The 1986 film Sid and Nancy features a scene where Gary Oldman, portraying Vicious, performs his version of "My Way" while filming the song's music video.

Vicious' version of this song appears in Martin Scorsese's 1990 film Goodfellas, where it plays over the end credits.

Personnel

- Sid Vicious – vocal
- Steve Jones – lead guitar
- Claude Engel – rhythm guitar, lead guitar (intro)
- Sauveur Mallia – bass guitar
- Pierre-Alain Dahan – drums
- Simon Jeffes – string arrangements

===Margaret Mackie and Jamie Lee Morley===
In December 2019 footage of Margaret Mackie, a resident of Northcare Suites Care Home in Edinburgh who has dementia, performing "My Way" with staff member Jamie Lee Morley, went viral after being posted online by Mackie's daughter.

Morley later arranged to have the song professionally recorded and it was released in January 2020 as a charity single to raise funds for Alzheimer's Society and Dementia UK. The single peaked at number four in the iTunes top 40 UK Pop Songs live chart and number two in the Amazon best seller chart.

=== Yūzō Kayama ===
In Japan, Yūzō Kayama, who is usually called the Japanese Frank Sinatra, performed "My Way" in 2008 in English. On April 23 and 30, 2015, as part of 2 vocal overdubbed sessions, Yūzō Kayama performed "My Way" with the earlier record of Frank Sinatra as a duet.

==Public use==
The song is popularly associated with nostalgia. Surveys beginning in 2005 have often reported that "My Way" has been the song most frequently played at funeral services in the UK until 2014 when it was replaced as the top choice by Always Look on the Bright Side of Life by Eric Idle. In her memoir Walk Through Walls, Marina Abramović expressed her desire for Nina Simone's version of "My Way" to be performed by Anohni at her funeral.

"My Way" is also a popular karaoke song around the world. However, it has been reported to cause numerous incidents of violence and homicide among karaoke singers in the Philippines, referred to in the media as the "My Way" killings, which has led to the song being banned in many Filipino bars.

The song's association with Sinatra led to Mikhail Gorbachev's policy of allowing other states in the Warsaw Pact to make their own policy decisions being nicknamed the Sinatra Doctrine, referencing the lyrics about doing things one's own way. The term was first used by Foreign Ministry spokesman Gennadi Gerasimov in 1987, who was quoted as saying "We now have the Frank Sinatra doctrine.
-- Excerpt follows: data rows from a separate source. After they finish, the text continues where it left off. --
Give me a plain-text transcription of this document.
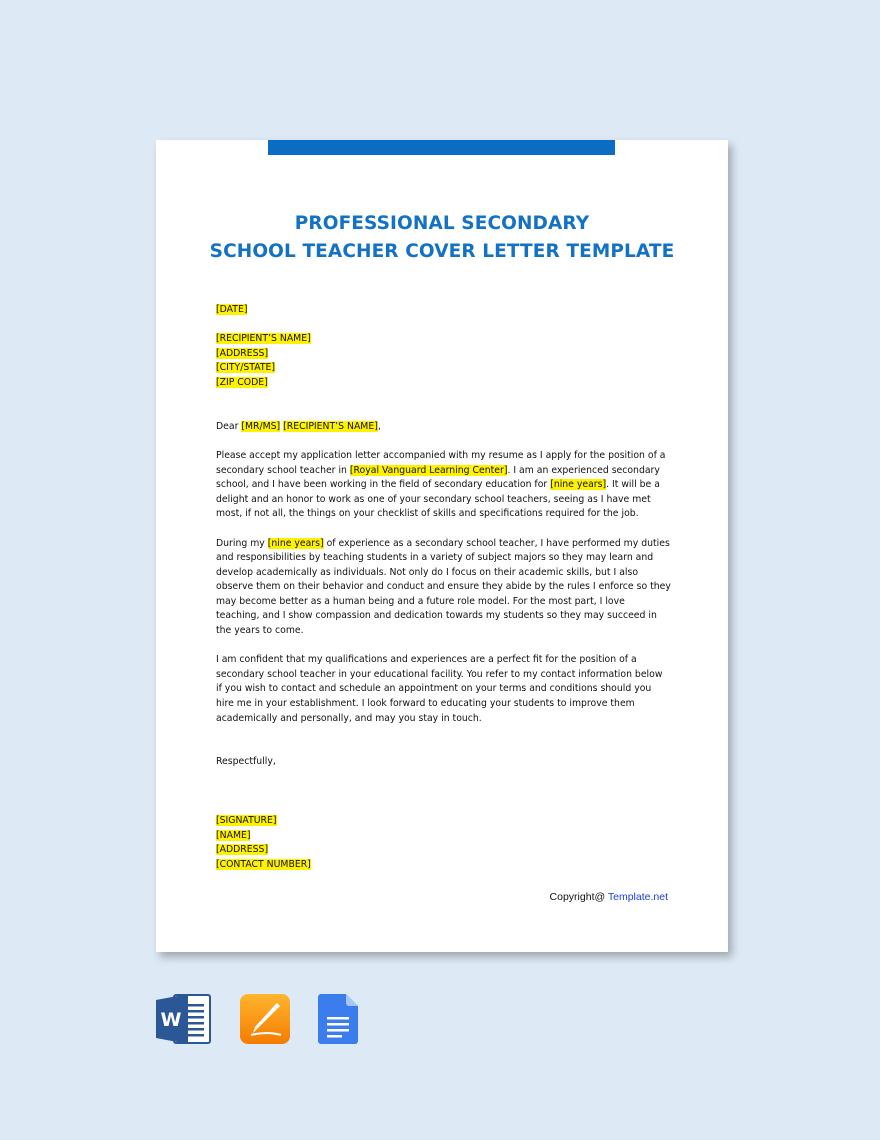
PROFESSIONAL SECONDARY
SCHOOL TEACHER COVER LETTER TEMPLATE
[DATE]
[RECIPIENT’S NAME]
[ADDRESS]
[CITY/STATE]
[ZIP CODE]
Dear [MR/MS] [RECIPIENT’S NAME],

Please accept my application letter accompanied with my resume as I apply for the position of a secondary school teacher in [Royal Vanguard Learning Center]. I am an experienced secondary school, and I have been working in the field of secondary education for [nine years]. It will be a delight and an honor to work as one of your secondary school teachers, seeing as I have met most, if not all, the things on your checklist of skills and specifications required for the job.

During my [nine years] of experience as a secondary school teacher, I have performed my duties and responsibilities by teaching students in a variety of subject majors so they may learn and develop academically as individuals. Not only do I focus on their academic skills, but I also observe them on their behavior and conduct and ensure they abide by the rules I enforce so they may become better as a human being and a future role model. For the most part, I love teaching, and I show compassion and dedication towards my students so they may succeed in the years to come.

I am confident that my qualifications and experiences are a perfect fit for the position of a secondary school teacher in your educational facility. You refer to my contact information below if you wish to contact and schedule an appointment on your terms and conditions should you hire me in your establishment. I look forward to educating your students to improve them academically and personally, and may you stay in touch.

Respectfully,
[SIGNATURE]
[NAME]
[ADDRESS]
[CONTACT NUMBER]
Copyright@ Template.net
W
He has a song, I Did It My Way. So every country decides on its own which road to take."

The song was played over the public address system at Yankee Stadium after Derek Jeter ended his last home game with a walkoff RBI single on September 25, 2014.

In 2024, the song was played at Alexei Navalny's funeral. French singer Yseult sang it at the end of the 2024 Summer Olympics Closing Ceremony at Stade de France in Paris.

Australian politician Bill Shorten referenced the song in relation to his role in the deposition of former Labor prime ministers Kevin Rudd and Julia Gillard in a speech to announce that he was retiring from politics.